Meneer Nieman zei meestal wat hij op zijn hart had, maar wat hij dan zei, was niet altijd even netjes afgestemd op anderen. Het was een kunst om meneer Nieman te leren lezen. In zijn Amsterdamse gebrom hoorde ik altijd een ontwapende lach doorklinken. Laat ik tot slot een paar voorbeelden geven. Toen ik 1993 cum laude afstudeerde in de wijsbegeerte, mijn afstudeerscriptie in boekvorm gepubliceerd werd en ik even in de roes verkeerde dat de wereld “als een gewillige vrouw aan mijn voeten zou gaan liggen”, zei meneer Nieman tegen mij: “met al die doctorandussen van tegenwoordig kun je de grachten wel dempen.” Ik stond meteen met mijn beide benen op de grond!
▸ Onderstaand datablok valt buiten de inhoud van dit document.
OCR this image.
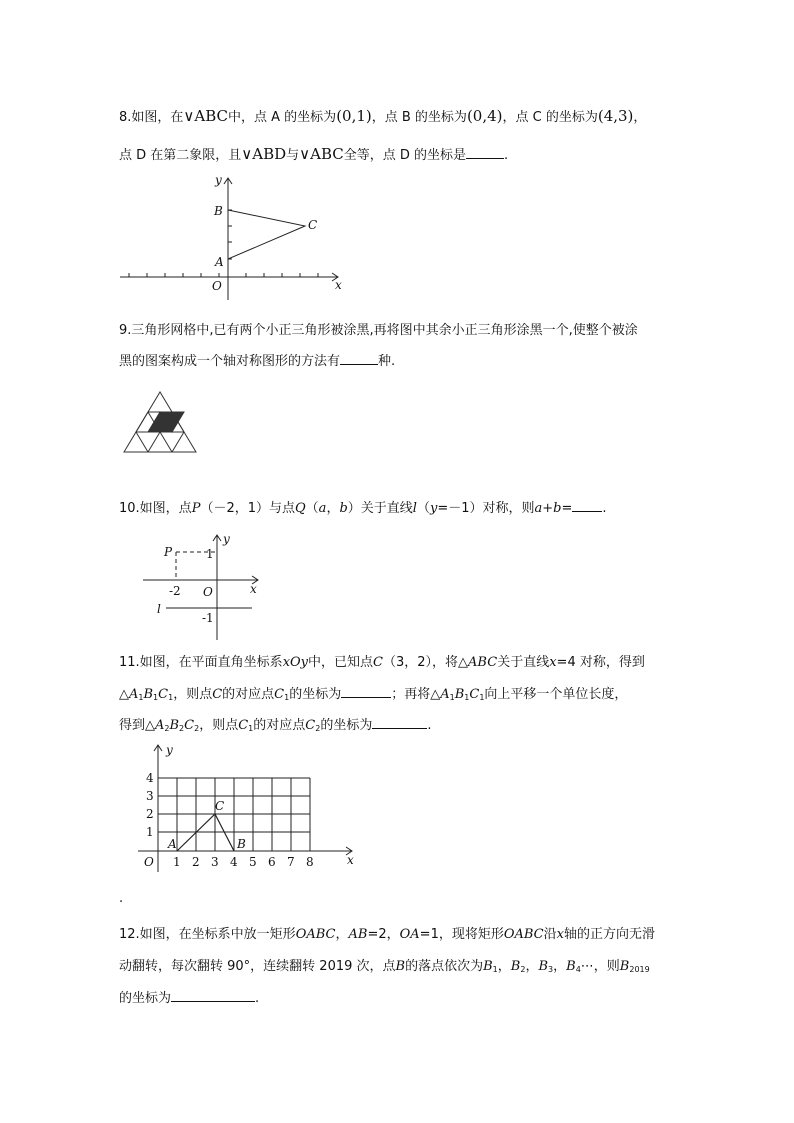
8.如图，在∨ABC中，点 A 的坐标为(0,1)，点 B 的坐标为(0,4)，点 C 的坐标为(4,3)，
点 D 在第二象限，且∨ABD与∨ABC全等，点 D 的坐标是	.
y
x
B
A
C
O
9.三角形网格中,已有两个小正三角形被涂黑,再将图中其余小正三角形涂黑一个,使整个被涂
黑的图案构成一个轴对称图形的方法有	种.
10.如图，点P（－2，1）与点Q（a，b）关于直线l（y=－1）对称，则a+b= .
P	1
y
-2 O	x
l
-1
11.如图，在平面直角坐标系xOy中，已知点C（3，2），将△ABC关于直线x=4 对称，得到
$\triangle A_1B_1C_1$，则点C的对应点$C_1$的坐标为	；再将$\triangle A_1B_1C_1$向上平移一个单位长度，
得到$\triangle A_2B_2C_2$，则点$C_1$的对应点$C_2$的坐标为	.
4
3
2
1
1 2 3 4 5 6 7 8
O	x
y
A	B
C
.
12.如图，在坐标系中放一矩形OABC，AB=2，OA=1，现将矩形OABC沿x轴的正方向无滑
动翻转，每次翻转 90°，连续翻转 2019 次，点B的落点依次为$B_1$，$B_2$，$B_3$，$B_4\cdots$，则$B_{2019}$
的坐标为	.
Altijd weer die grachten… Zo herinner ik mij dat ik ooit een lange klaagzang tegen hem hield over de eindeloze droefgeestigheid op kantoor en dat meneer Nieman toen plotseling tegen mij zei: “Als je zo praat, kun je beter meteen je hoed in de gracht gooien en eronder gaan staan.” U zult het misschien niet geloven, maar ik klaarde hier helemaal van op!
Op die manier verraste meneer Nieman ons vaak met zijn Amsterdamse plaagstoten. Hij zei gewoon wat hij op zijn hart had, maar wie zal daar ooit aanstoot aan hebben kunnen nemen? Je hoefde meneer Nieman maar een beetje te kennen om te weten dat het allemaal uit een goed hart kwam. En zo zal ik mij meneer Nieman altijd blijven herinneren.